Durante el servicio de tarde, además, ingresa en prisión una interna, con altas sospechas de presentar diagnóstico positivo en CORONAVIRUS, tal y como desde instancias judiciales y policiales se había comunicado con anterioridad al centro.

Estas Asociaciones de Trabajadores Penitenciarios quieren mostrar su máximo rechazo a la política en prevención de riesgos laborales que desde la Secretaría General de Instituciones Penitenciarias y por ende desde el equipo directivo de este centro se está haciendo, ya que pudimos asistir perplejos a la grave indefensión que sufrimos al ver como agentes de Policía Nacional y el servicio médico de la prisión estaban perfectamente equipados con material de protección individual y los funcionarios de servicio en el departamento de ingresos, una funcionaria que tuvo que ser avisada para auxiliar a los anteriores y el propio Jefe de Servicios, se enfrentaban a practicar el ingreso de esa interna con una mascarilla, unos guantes y una bata de celulosa que para nada se parecía a los medios que portaban los compañeros de Policía y servicio sanitario de la prisión, que iban enfundados en trajes de protección, con guantes específicos y protección ocular.

Bata celulosa

Tal fue el abandono y la impotencia hacia los trabajadores penitenciarios que estos, en su totalidad, al acabar su servicio, se dirigieron a pedir explicaciones al responsable del centro, indicando él mismo que se están poniendo los elementos que dictaminan las instrucciones de la Secretaría General de Instituciones Penitenciarias.
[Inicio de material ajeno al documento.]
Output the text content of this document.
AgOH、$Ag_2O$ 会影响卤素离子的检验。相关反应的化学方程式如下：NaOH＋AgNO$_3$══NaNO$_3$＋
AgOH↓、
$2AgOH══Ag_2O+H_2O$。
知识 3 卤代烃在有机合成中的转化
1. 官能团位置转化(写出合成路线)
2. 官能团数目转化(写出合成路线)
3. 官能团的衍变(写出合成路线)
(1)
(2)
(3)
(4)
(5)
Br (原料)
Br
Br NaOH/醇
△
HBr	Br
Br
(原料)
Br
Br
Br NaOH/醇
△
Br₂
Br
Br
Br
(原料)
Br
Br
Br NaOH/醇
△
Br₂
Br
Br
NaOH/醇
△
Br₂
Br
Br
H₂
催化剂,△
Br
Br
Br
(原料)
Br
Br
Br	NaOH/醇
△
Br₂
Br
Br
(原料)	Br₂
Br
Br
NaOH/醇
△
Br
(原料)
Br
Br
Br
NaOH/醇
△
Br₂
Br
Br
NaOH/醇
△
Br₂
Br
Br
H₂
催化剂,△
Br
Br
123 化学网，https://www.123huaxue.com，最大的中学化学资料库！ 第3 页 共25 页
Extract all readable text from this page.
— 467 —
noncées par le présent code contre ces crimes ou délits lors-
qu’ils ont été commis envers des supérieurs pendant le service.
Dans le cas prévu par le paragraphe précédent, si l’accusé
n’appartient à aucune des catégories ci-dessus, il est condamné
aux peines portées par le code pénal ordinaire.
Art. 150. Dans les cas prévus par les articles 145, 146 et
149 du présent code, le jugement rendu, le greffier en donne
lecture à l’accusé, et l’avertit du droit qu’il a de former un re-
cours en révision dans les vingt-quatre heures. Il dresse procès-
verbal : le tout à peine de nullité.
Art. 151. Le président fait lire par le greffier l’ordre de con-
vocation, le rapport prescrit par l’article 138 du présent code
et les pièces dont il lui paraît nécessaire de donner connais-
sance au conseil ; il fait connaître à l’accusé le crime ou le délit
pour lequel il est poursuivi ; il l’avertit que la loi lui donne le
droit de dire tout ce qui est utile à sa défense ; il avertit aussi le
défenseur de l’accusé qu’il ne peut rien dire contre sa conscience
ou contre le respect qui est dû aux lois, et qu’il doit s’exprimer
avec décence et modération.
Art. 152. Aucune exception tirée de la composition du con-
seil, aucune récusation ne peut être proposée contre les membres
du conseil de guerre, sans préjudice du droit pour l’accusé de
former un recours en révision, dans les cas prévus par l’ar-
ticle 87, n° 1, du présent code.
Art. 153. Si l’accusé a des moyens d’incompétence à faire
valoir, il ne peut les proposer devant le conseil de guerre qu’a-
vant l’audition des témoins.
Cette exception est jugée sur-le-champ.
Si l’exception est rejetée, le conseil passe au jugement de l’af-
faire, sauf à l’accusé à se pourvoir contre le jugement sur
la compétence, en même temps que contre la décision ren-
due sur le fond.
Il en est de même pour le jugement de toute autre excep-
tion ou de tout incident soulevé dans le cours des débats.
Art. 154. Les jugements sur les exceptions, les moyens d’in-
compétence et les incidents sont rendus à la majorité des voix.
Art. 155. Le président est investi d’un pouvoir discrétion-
Pese a esa indicación, transcurridas unas horas, dispusieron nuevo material EPI en los departamentos señalados, cuestión que, aunque tarde, nos alegra por la seguridad del resto de compañeros.

Además de todo el suceso relatado anteriormente, tenemos que lamentar el grave suceso sufrido por un funcionario durante el servicio del día de hoy, el cual ha sido agredido por ese interno al que se le está aplicando el artículo 75.1 en el módulo de respeto y que ha protagonizado ya demasiados altercados en este centro, donde no existen las debidas medidas de seguridad para albergar este tipo de internos inadaptados a la vida ordinaria y que tuvo que ser reducido por el resto de escasos efectivos para contener una agresión que podría haber ido a mayores.

En este sentido, queremos desear al compañero agredido su pronta recuperación de las lesiones sufridas y mostrar nuestra disconformidad a la gestión de este tipo de sucesos que se está llevando a cabo, habida cuenta de que la plantilla cacereña presenta una carencia del 40% y una media de edad de 54 años, cuestión que origina que 2 funcionarios se vean solos en un módulo de servicio para gobernar a internos con perfiles delictivos variopintos.

También solicitamos se apliquen las medidas de dispersión que se están llevando a cabo en otros centros para evitar que centros como el de Cáceres, dada sus características, albergue a internos de esta peligrosidad y conflictividad.